Делаю, что велено. Старик все лежит навзничь, но теперь он спокойнее. Дышит легче, ровнее и все реже, реже. Вот и совсем будто заснул, успокоился, и потому я сразу бросаю надоевшие зубья.
— Не сиди сложа руки, — опять говорит старик, не оборачиваясь и даже не открывая глаз. — Хлебушек плачет, когда его лентяй ест.
Опять строгаю. Бесшумно летают по избе мухи, садятся на окна, стол, стены, на лики святых. Мух множество. Стеклянная посудина на трех ножках — мухоловка с сывороткой — почернела даже от крылатых утопленниц, а они все еще стаями садятся на сахар под посудиной, взлетают и попадают в сыворотку. И сколько бы их ни тонуло, а все еще полно их в избе, во всех углах и во всех щелях, на полу и на потолке, на припечке и на колпаке у плиты. Чуть только двинешь рукой или махнешь тряпкой, и они поднимаются тучей. Но старик не замечает докучных мух, его опять душит кашель. Хватается он за горло, мотает головой из стороны в сторону.
— Ступай к подстенку, — велит мне, — погляди, может, опять камушек плачет?
Снаружи, под последним окошком, вмурован в фундамент красный камень. Удивительный это камень. Возьмет иногда в ясный день и весь запотеет. Это уж знай — к дождю. А иной раз на дворе льет, хлещет дождь, все подстенки мокрые, а камень — сухонек! И опять знай: сейчас разведрится, солнышко заиграет.
— Сухой, дядя, — объявляю я, вернувшись.
— Так чего же это давит меня, чего душит, как не к дождю? — тревожится старый Дирда.
— Не знаю, дядя.
— А что ты понимаешь? Строгай зубья, сказано тебе. Будешь сидеть теперь, сложа руки на пупе! Жалованье-то идет.
Немного полежит спокойно, иногда хрипло вздохнет. Нехорошо ему, нелегко, не хватает воздуха, и он опять шарит пальцами по груди, опять мотает головой.
— Хорошо ли поглядел? — спрашивает. — Правда ли сухой камень, может, тебе показалось только?
— Не показалось, дядя. Сухой, я и рукой похлопал.
— По заду себе похлопай, — сердится он. — Ну, чего расселся, будто сват? Подойди ближе, ну!
Подхожу ближе.

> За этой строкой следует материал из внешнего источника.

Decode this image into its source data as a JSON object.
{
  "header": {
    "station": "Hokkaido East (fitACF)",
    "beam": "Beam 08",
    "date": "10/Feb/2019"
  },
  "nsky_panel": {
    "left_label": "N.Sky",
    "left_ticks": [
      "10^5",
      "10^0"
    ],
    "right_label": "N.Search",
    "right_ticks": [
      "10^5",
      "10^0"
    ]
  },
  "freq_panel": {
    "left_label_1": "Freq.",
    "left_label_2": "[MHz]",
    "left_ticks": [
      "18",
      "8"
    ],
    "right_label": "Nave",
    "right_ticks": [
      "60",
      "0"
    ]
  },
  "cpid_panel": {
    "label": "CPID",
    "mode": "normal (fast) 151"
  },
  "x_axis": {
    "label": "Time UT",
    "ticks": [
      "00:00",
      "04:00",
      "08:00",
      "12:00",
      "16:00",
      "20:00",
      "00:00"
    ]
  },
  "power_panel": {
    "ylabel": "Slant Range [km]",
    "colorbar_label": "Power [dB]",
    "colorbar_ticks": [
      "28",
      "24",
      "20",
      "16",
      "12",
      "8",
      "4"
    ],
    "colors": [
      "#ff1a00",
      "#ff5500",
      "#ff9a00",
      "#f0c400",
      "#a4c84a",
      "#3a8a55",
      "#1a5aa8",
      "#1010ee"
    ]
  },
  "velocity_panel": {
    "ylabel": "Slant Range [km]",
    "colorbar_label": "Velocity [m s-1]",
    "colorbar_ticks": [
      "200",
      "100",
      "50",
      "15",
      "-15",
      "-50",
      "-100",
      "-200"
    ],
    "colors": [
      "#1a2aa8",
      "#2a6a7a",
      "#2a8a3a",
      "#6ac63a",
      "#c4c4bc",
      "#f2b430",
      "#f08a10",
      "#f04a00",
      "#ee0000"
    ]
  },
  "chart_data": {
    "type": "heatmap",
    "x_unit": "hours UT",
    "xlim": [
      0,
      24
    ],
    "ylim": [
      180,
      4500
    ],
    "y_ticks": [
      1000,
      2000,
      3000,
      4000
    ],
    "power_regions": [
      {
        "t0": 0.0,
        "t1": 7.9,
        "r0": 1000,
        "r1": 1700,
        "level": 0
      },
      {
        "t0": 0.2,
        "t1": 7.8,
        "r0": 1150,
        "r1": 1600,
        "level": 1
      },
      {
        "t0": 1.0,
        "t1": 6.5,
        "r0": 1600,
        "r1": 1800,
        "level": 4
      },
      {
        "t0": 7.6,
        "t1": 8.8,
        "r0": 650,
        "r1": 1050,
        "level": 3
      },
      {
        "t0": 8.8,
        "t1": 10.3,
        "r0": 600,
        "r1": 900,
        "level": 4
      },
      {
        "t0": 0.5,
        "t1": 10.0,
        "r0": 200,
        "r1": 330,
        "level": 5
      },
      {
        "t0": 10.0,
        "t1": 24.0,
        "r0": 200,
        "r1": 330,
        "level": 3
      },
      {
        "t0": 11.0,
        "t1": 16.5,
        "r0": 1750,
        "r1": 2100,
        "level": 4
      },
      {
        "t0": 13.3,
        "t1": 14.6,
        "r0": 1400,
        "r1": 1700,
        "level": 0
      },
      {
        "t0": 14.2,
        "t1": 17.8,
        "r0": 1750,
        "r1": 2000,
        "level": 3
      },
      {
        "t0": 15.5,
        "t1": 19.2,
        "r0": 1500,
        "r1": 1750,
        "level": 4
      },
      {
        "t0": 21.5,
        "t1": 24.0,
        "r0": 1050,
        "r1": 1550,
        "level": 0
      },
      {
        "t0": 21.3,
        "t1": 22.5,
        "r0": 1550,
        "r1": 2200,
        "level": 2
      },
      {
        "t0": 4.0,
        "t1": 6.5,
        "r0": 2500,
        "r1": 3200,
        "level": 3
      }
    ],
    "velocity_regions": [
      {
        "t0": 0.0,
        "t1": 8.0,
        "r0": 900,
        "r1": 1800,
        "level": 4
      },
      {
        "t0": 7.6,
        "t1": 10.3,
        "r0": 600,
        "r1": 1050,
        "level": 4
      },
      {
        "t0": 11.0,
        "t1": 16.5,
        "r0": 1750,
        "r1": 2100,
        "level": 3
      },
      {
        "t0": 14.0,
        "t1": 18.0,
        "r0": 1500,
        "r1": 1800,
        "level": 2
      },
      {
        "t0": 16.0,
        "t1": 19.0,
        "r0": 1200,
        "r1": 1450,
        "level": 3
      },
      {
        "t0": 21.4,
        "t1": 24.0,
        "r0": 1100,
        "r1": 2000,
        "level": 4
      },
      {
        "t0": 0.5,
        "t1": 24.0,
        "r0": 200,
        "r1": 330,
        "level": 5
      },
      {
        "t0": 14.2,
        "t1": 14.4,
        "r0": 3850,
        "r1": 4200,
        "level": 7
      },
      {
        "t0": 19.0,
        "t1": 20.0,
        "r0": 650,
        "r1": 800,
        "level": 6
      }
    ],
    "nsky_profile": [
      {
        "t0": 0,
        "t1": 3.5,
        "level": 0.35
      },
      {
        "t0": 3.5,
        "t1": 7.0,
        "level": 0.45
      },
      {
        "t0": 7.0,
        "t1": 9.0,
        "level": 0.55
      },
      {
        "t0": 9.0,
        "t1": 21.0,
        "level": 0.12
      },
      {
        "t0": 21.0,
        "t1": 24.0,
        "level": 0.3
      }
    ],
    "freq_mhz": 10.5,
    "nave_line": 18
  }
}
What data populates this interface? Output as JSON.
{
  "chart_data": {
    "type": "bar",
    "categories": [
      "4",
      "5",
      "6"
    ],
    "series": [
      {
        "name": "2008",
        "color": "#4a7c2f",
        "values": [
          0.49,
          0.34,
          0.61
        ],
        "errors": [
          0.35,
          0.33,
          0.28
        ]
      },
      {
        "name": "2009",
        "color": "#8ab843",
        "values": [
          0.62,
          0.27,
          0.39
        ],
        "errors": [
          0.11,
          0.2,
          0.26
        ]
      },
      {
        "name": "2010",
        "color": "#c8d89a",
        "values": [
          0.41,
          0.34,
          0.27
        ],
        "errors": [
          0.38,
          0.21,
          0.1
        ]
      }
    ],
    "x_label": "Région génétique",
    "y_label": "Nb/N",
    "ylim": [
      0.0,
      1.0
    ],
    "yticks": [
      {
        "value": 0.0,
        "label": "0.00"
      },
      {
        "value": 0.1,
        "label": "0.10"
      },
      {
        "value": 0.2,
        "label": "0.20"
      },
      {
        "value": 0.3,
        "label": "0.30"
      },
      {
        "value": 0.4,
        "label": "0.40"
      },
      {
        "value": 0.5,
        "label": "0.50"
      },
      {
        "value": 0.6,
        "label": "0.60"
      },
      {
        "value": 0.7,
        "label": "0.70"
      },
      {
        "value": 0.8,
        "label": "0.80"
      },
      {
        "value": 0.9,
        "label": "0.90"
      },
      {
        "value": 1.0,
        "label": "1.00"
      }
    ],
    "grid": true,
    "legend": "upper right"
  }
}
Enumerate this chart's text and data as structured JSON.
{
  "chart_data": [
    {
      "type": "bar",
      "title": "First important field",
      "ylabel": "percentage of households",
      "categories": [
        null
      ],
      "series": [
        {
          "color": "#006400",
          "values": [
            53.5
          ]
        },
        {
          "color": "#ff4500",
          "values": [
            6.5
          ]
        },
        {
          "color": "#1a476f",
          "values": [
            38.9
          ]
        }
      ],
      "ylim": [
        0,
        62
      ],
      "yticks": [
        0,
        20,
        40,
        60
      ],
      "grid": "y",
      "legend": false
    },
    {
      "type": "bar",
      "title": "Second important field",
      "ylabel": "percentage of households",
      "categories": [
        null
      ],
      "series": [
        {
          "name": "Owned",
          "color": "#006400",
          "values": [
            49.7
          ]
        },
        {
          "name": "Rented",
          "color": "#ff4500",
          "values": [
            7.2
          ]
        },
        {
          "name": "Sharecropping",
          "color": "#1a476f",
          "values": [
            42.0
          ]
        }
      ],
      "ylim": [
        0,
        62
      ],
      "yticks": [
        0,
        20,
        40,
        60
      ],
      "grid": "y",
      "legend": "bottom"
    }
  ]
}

Не мигая, глядит он на меня покрасневшими глазами, шевелит бровями, грозно спрашивает:
— Помру я, а?
— Не помрешь, дядя, с чего тебе помирать, — вру я, как подучила перед уходом хозяйка. — Такие не помирают… Тебя, дядя, и хорошим колом не убьешь.
Старик, видать, не верит, но и не сердится. Даже повеселел немного.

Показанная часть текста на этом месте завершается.